7. Por último, uma ainda mais dura realidade. Erdogan respeita a Rússia de Putin — que parece ver até com modelo para si próprio — mas não respeita a União Europeia, à qual oficialmente diz continuar a querer aderir. Menospreza o soft power europeu que vê como fraqueza e não imbuído de valores. Respeita a Rússia devido ao seu poder, sobretudo militar. Por outras palavras, tem-lhe medo. Em finais do ano passado, primeiro a intervenção militar russa directa na guerra da Síria, depois o abate de um caça russo na zona fronteiriça entre os dois países, levaram a um forte reacção de Putin. A Rússia retaliou em termos diplomáticos, políticos e económicos. Exigiu um pedido formal de desculpas. Erdogan e o governo turco ainda ensaiaram uma resposta forte. Durou pouco tempo.

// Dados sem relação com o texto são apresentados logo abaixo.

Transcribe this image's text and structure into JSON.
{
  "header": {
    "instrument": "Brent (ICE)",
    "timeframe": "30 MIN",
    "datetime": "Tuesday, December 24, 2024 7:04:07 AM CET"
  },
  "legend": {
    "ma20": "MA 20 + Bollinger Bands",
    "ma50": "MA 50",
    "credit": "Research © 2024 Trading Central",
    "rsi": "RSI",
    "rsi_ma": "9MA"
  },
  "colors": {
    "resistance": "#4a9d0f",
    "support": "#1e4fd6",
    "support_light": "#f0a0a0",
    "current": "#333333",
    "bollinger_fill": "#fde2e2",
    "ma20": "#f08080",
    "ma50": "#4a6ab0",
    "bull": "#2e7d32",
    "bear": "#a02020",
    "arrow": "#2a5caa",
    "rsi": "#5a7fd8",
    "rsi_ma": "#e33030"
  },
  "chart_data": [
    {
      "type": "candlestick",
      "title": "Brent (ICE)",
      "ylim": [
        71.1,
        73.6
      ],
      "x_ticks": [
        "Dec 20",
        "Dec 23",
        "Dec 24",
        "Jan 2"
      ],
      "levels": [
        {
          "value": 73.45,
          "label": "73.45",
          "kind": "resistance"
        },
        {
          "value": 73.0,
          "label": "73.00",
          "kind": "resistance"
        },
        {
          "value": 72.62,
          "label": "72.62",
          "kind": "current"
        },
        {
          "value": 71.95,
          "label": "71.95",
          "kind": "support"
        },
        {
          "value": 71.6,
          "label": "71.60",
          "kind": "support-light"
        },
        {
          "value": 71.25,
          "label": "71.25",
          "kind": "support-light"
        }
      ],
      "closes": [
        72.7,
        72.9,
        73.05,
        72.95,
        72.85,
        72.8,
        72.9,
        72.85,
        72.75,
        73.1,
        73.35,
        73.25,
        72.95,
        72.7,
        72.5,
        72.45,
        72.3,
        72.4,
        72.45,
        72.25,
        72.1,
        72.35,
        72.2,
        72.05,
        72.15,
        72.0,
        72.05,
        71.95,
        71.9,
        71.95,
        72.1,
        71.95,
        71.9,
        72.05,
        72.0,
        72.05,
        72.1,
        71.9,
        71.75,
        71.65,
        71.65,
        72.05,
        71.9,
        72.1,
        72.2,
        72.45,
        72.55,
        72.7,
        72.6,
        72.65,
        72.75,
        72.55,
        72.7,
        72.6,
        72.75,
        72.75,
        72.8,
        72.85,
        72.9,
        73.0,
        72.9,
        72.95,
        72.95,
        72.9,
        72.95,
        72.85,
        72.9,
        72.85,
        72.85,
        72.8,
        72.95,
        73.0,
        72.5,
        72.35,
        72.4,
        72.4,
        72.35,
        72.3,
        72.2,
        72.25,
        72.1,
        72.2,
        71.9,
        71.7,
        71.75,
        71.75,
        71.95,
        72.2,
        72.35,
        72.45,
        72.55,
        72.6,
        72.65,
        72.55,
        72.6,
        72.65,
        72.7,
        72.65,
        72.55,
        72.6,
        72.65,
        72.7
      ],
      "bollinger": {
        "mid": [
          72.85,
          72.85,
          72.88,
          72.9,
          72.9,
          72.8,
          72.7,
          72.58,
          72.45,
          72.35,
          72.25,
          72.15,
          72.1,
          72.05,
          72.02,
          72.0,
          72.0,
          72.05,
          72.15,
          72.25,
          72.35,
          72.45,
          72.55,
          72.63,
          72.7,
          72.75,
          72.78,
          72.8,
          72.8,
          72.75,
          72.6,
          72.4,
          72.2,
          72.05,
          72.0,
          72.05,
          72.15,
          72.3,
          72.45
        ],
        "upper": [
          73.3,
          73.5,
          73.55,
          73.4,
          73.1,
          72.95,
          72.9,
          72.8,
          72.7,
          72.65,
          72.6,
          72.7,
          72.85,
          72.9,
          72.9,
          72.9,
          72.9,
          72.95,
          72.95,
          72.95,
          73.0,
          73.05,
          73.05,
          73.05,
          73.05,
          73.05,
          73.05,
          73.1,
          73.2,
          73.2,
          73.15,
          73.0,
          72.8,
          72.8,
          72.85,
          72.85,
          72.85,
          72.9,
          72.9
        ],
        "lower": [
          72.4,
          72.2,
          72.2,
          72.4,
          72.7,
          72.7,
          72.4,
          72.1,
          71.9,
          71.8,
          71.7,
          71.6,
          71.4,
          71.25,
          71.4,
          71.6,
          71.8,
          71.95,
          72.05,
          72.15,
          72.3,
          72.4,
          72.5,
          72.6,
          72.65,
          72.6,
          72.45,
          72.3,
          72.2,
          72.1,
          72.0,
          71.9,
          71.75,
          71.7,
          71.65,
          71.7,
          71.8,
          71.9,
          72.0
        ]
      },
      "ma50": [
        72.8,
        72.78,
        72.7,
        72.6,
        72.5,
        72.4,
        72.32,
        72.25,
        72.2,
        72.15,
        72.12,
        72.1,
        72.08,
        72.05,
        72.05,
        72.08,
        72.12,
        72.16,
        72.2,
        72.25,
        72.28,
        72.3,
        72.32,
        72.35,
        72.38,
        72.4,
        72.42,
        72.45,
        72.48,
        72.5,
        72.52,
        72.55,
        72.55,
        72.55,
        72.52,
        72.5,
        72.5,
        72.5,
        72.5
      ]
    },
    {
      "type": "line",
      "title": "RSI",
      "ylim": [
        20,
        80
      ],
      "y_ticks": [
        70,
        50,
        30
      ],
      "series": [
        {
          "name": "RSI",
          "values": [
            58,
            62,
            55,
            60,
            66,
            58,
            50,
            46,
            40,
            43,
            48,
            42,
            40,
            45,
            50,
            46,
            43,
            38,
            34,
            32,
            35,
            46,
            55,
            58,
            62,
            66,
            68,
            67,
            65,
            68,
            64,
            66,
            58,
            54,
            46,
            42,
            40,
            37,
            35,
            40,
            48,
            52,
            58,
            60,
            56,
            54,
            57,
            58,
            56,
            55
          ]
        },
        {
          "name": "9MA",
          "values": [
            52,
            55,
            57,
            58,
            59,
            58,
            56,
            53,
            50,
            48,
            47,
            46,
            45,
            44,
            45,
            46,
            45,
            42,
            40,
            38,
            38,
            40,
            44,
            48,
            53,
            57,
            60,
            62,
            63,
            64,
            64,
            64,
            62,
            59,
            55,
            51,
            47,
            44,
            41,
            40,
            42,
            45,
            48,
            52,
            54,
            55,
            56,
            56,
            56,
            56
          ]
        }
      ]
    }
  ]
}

Em meados de 2016, numa total reviravolta diplomática, a Turquia tomou a iniciativa de voltar a aproxima-se da Rússia e de normalizar relações. Quanto à União Europeia, Erdogan já percebeu há muito tempo como funciona: as suas divisões internas e fragilidades intrínsecas levam-na a ser forte com os fracos e fraca com os fortes. Como previa Eduardo Lourenço, num mundo que não se compadece com as utopias europeias, a nossa impotência como europeus está a sair-nos caro.